Britain pays France $74 million to stem the flow of migrants

Britain pays France $74 million to stem the flow of migrants

Nov 15 2022

ARK News… France and the United Kingdom, on Monday, signed a new agreement to work together to stop migrants crossing the Channel to England on small boats, which has caused great tension between the two neighboring countries.

Under the agreement signed in Paris between French Interior Minister Gerald Darmannan and his British counterpart Suella Braverman, Britain will pay France 72.2 million euros ($74.5 million) in 2022-2023, for the French authorities to increase by 40% the number of members of its security forces who patrol the shores of northern France. According to the French Ministry of the Interior.

The British government, on Sunday, announced that more than 40,000 migrants crossed the Channel into Britain this year, a new record. The British Ministry of Defense said that the initial total number of crossings, this year, reached 40,885 refugees; Most of them are Albanians, Iranians, and Afghans, compared to 28,561 refugees last year, indicating a significant increase.

The ministry added that about 972 people were monitored, on Saturday, on 22 boats, as they were crossing on a perilous journey. And the numbers have been rising for years, from 299 refugees who crossed in 2018 to 1,843 in 2019, and 8,466 in 2020, according to British statistics.

The numbers have continued to climb despite several British initiatives, including a plan to return migrants to Rwanda that has been blocked by the British judiciary. And last week, British Prime Minister Rishi Sunak said that a new plan was being prepared with France, after his first direct meeting with President Emmanuel Macron.

In Friday's talks, French Foreign Minister Catherine Colonna and her British counterpart James Cleverly stressed "the urgency to address all forms of illegal immigration, including the transit of small boats, and its root causes," according to a joint statement.

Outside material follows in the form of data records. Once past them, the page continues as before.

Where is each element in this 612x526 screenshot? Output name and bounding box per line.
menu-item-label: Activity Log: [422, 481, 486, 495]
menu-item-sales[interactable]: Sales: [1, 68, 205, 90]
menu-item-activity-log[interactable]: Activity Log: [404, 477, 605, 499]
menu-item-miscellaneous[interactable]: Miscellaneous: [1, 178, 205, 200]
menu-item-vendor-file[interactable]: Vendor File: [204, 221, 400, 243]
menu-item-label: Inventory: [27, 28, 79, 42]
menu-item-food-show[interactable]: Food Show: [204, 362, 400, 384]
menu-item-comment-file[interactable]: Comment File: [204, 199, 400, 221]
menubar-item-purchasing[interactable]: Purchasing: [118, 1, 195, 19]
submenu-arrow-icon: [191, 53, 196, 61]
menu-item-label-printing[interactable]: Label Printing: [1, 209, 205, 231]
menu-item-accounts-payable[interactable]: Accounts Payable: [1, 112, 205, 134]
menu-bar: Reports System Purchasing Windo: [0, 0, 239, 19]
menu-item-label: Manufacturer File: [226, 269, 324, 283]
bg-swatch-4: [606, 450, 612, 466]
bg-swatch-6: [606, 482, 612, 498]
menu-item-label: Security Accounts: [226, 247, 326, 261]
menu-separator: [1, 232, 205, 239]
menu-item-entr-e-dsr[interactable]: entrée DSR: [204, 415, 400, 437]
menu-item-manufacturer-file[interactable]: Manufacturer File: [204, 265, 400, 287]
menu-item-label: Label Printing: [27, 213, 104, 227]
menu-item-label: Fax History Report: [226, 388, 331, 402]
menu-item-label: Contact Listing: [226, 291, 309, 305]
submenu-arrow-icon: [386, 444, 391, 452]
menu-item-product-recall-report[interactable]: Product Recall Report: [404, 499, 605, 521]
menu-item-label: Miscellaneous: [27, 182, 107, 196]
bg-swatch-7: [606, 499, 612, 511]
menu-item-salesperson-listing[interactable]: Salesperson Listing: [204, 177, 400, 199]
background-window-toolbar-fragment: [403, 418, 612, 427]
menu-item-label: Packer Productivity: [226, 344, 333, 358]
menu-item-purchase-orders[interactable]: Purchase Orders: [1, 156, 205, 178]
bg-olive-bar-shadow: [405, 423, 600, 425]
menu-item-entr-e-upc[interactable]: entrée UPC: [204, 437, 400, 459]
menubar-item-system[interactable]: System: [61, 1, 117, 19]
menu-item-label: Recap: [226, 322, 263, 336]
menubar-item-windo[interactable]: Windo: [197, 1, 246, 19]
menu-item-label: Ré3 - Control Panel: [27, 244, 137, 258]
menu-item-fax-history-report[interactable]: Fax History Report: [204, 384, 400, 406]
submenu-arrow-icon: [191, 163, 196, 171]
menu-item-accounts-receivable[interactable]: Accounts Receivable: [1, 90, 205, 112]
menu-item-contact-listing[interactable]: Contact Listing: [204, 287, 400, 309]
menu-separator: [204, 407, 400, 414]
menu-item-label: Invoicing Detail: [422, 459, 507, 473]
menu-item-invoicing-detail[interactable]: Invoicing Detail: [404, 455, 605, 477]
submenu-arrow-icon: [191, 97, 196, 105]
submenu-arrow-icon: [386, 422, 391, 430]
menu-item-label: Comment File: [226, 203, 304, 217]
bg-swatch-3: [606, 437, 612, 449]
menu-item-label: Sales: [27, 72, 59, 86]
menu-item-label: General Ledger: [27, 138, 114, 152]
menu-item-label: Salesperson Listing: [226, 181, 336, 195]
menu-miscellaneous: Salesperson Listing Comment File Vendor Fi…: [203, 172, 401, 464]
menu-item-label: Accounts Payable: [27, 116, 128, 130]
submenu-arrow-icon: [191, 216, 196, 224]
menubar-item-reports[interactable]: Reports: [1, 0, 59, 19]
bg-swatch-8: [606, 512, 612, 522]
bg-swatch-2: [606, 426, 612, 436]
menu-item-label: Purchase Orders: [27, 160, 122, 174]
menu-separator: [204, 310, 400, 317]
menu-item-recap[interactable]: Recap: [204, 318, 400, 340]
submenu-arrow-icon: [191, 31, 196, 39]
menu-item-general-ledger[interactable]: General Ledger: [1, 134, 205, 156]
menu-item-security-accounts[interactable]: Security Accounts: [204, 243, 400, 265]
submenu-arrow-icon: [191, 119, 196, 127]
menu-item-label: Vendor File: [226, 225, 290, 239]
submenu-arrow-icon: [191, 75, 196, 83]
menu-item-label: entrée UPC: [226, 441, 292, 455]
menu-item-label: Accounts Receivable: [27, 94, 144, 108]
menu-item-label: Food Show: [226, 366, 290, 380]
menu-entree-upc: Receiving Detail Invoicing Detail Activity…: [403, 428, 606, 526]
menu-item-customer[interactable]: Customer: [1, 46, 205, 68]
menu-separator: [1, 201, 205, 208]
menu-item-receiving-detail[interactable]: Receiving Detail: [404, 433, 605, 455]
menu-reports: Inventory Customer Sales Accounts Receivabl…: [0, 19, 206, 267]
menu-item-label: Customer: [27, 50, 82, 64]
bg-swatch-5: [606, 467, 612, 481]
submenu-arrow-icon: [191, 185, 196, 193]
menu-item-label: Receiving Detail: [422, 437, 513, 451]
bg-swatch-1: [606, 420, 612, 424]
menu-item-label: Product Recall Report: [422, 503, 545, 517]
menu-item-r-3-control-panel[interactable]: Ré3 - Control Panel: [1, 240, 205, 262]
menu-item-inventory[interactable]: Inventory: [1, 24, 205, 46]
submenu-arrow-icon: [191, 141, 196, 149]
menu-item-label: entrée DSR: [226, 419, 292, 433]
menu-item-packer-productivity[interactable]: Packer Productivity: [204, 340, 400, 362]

The rising numbers of migrants have increased asylum claims and accommodation costs, which the UK government estimates at 6.8 million pounds ($7.8 million) a day, exhausting the efforts of service providers and angering Britons.

Immigration Minister Robert Jenrick wrote in the Sunday Telegraph that Britain's "generosity" was being "abused" by economic migrants who were "asylum-shopping" across Europe. He added, "You must end (Britain's Hotel) and replace it with simple and functional accommodation, which does not create an additional attraction."

The British government is looking at alternatives to housing asylum seekers in hotel rooms, including moving them to abandoned student accommodation or budget cruise ships, according to the Sunday Telegraph.

But refugee groups accuse the government of taking a harsh and messy approach, after an outbreak of the disease in an overcrowded asylum processing center in Manston, south-east England.

Officials said the migrants at the facility were being vaccinated against diphtheria due to the high incidence of the highly contagious disease.

Jenrick pointed out the importance of closer relations with France, and the new partnership will see Britain providing about 80 million pounds to Paris; In order to strengthen joint actions and operations against human trafficking gangs.